Molho inglês is a common-enough ingredient in Brazilian cooking, though it's not as commonly used as Worcestershire sauce is in England or Canada. Brazilian cooks use it to spice up and flavor salad dressings, dipping sauces, marinades, stroganoff (estroganofe), and tomato sauces. If Brazilians knew what a Bloody Mary was, they'd probably use it in making one, but since tomato juice, and hence the Bloody Mary, are almost unheard of in Brazil, they don't.
Unfortunately, however, most brands of Brazilian molho inglês are weak imitations of the English original. They are whimpy and merely sweet, lacking the salty, fishy punch of the real thing.
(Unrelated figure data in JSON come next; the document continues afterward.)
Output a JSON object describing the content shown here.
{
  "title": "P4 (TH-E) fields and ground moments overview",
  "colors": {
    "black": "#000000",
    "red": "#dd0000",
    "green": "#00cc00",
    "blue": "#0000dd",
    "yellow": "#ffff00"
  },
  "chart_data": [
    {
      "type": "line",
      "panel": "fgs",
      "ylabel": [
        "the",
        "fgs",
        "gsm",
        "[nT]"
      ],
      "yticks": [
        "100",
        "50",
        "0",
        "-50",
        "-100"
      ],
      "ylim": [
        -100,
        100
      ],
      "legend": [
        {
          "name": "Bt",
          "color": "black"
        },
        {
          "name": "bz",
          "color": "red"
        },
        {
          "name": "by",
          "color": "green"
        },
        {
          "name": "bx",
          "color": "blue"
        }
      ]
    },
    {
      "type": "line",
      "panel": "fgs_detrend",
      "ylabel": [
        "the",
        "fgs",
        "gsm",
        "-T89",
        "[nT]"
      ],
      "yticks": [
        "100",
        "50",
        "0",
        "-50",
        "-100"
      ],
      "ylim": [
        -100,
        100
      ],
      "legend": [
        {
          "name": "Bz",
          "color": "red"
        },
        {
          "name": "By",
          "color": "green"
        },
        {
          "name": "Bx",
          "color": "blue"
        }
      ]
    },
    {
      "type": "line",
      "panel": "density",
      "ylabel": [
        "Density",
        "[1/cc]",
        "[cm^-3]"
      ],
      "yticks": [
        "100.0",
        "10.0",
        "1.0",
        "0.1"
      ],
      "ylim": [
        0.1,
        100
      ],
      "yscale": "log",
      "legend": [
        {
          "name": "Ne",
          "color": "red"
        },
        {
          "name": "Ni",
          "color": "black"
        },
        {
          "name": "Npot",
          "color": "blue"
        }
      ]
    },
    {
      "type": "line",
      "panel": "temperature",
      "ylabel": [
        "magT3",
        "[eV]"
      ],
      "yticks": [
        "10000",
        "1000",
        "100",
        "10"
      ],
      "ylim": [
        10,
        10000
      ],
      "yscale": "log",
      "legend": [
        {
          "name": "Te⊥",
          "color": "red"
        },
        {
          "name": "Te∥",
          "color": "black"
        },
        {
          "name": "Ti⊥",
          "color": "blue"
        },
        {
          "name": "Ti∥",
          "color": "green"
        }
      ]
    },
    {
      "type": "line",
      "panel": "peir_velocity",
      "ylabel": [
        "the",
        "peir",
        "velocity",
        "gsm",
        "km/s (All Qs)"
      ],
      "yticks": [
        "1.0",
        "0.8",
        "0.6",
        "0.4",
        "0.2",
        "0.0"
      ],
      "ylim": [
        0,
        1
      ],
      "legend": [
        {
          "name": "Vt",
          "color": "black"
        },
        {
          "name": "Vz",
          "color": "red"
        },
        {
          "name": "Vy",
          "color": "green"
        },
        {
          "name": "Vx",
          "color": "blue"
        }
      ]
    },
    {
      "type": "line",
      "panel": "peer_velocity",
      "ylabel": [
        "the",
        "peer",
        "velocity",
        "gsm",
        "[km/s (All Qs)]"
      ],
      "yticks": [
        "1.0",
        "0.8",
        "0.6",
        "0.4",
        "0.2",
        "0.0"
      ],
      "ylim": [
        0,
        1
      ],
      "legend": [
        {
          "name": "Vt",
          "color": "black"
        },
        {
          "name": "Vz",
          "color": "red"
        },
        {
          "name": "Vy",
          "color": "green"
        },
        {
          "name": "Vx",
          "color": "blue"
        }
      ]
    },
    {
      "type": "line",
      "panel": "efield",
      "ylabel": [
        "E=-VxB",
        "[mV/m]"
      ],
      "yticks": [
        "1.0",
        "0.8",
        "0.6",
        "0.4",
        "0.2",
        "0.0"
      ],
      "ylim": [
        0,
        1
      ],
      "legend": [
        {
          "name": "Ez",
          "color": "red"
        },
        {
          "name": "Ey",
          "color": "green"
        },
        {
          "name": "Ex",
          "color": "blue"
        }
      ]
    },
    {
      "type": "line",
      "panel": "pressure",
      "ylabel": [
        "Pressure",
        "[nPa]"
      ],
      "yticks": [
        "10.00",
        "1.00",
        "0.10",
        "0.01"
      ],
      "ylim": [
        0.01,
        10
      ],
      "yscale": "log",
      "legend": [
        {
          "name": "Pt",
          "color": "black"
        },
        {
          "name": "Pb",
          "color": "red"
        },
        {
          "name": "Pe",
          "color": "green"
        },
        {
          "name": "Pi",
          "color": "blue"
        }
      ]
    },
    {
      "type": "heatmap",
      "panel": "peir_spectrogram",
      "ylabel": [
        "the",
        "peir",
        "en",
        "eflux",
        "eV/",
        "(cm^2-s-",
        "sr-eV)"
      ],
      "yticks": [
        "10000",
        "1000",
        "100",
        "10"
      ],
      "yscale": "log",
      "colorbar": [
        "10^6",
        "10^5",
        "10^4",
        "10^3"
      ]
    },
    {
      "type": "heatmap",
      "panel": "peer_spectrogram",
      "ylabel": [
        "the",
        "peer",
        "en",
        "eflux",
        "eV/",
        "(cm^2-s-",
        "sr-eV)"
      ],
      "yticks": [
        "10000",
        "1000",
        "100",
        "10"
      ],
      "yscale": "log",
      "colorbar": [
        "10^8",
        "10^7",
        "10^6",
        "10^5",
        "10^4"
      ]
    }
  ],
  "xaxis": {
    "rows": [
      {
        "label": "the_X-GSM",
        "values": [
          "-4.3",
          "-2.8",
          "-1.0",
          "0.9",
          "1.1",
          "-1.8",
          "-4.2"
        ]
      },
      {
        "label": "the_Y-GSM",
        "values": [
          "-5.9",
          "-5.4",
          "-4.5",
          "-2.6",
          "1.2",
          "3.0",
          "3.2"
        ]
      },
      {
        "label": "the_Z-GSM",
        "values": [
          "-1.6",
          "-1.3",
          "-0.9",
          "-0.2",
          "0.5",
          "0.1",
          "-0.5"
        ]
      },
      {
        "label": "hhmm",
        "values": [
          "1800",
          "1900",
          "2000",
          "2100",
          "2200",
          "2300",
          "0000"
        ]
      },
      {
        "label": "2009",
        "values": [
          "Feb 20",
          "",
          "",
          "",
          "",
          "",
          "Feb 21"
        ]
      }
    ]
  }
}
I can understand why Brazilian Worcestershire sauce might be sweeter because of the notorious Brazilian sweet tooth, but normally Brazilians don't shy away from strong flavors, so I'm not sure why it is so weak.
Lea & Perrins Worcestershire sauce is available in a few exclusive gourmet shops here in Brazil , but the cost for the smallest bottle imaginable is well over $20.00. The stuff is delicious, but let's be realistic, it's not like 30-year-old aged balsamic vinegar. If it weren't for the fear of the bottle breaking in my suitcase, I'd be smuggling Worcestershire sauce in my luggage every time I return to Brazil. But the mere thought of all my clothes reeking of vinegar, molasses, anchovies and tamarind has been enough to dissuade me - so far at least.